Single by Carly Pearce

from the album Every Little Thing
- Released: December 4, 2017
- Genre: Country
- Length: 3:28
- Label: Big Machine
- Songwriters: Ashley Gorley; Luke Laird; Hillary Lindsey;
- Producer: busbee

Carly Pearce singles chronology
| "Every Little Thing" (2017) | "Hide the Wine" (2017) | "Closer to You" (2018) |

= Hide the Wine =

"Hide the Wine" is a song recorded by American country music singer Carly Pearce. It was released in December 2017 as the second and final single from her debut studio album, Every Little Thing. The song was written by Ashley Gorley, Luke Laird and Hillary Lindsey.

==Content==
Pearce said that she wanted to record the song before she even had a record contract, and was able to record it after another artist had declined it. She said that she wanted it to be the second single to stand as a contrast from the slower "Every Little Thing". The song is about "having a little too much to drink and then calling an old flame that you probably shouldn't".

In October 2018, Pearce revealed that Little Big Town had recorded the song in 2017, but chose not to include it on an album.

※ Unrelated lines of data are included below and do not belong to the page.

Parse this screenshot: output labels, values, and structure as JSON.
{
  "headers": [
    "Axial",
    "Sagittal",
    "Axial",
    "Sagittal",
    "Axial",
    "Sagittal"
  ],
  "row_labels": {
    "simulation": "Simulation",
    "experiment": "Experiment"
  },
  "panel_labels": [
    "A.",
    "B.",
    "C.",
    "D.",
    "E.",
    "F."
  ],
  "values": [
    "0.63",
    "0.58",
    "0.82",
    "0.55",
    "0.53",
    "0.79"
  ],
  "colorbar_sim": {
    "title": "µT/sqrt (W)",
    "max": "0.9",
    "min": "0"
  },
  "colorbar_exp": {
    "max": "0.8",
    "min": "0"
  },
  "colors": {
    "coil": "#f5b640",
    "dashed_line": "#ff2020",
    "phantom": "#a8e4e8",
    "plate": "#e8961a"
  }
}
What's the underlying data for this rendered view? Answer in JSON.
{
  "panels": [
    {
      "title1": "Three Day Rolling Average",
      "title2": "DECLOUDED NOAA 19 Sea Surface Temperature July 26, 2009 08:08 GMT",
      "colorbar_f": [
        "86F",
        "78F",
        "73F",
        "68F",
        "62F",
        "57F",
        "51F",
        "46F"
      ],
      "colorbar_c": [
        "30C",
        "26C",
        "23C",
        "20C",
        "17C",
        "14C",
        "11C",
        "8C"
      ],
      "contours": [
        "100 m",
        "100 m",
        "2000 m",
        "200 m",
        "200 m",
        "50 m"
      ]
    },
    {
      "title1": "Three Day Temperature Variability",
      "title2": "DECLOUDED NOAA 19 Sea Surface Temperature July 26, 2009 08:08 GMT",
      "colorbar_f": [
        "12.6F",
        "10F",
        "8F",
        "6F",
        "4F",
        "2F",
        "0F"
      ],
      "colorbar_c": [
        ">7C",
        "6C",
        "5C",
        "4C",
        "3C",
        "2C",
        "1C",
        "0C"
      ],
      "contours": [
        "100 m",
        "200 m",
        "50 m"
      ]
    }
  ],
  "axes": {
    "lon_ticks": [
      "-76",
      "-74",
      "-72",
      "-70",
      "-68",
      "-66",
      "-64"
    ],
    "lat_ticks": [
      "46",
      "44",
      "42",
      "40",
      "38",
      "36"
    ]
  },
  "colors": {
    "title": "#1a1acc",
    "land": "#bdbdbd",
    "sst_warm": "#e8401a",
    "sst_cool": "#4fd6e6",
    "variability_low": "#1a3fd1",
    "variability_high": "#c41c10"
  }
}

==Commercial performance==
The song has sold 102,000 copies in the United States as of October 2018.

==Charts==

===Weekly charts===

| Chart (2017–2018) | Peak position |
|---|---|
| Canada Country (Billboard) | 13 |
| US Bubbling Under Hot 100 (Billboard) | 7 |
| US Country Airplay (Billboard) | 13 |
| US Hot Country Songs (Billboard) | 21 |

===Year-end charts===

| Chart (2018) | Position |
|---|---|
| US Country Airplay (Billboard) | 52 |
| US Hot Country Songs (Billboard) | 61 |

==Certifications==

| Region | Certification | Certified units/sales |
| Canada (Music Canada) | Gold | 40,000^{‡} |
| United States (RIAA) | Gold | 500,000^{‡} |
^{‡} Sales+streaming figures based on certification alone.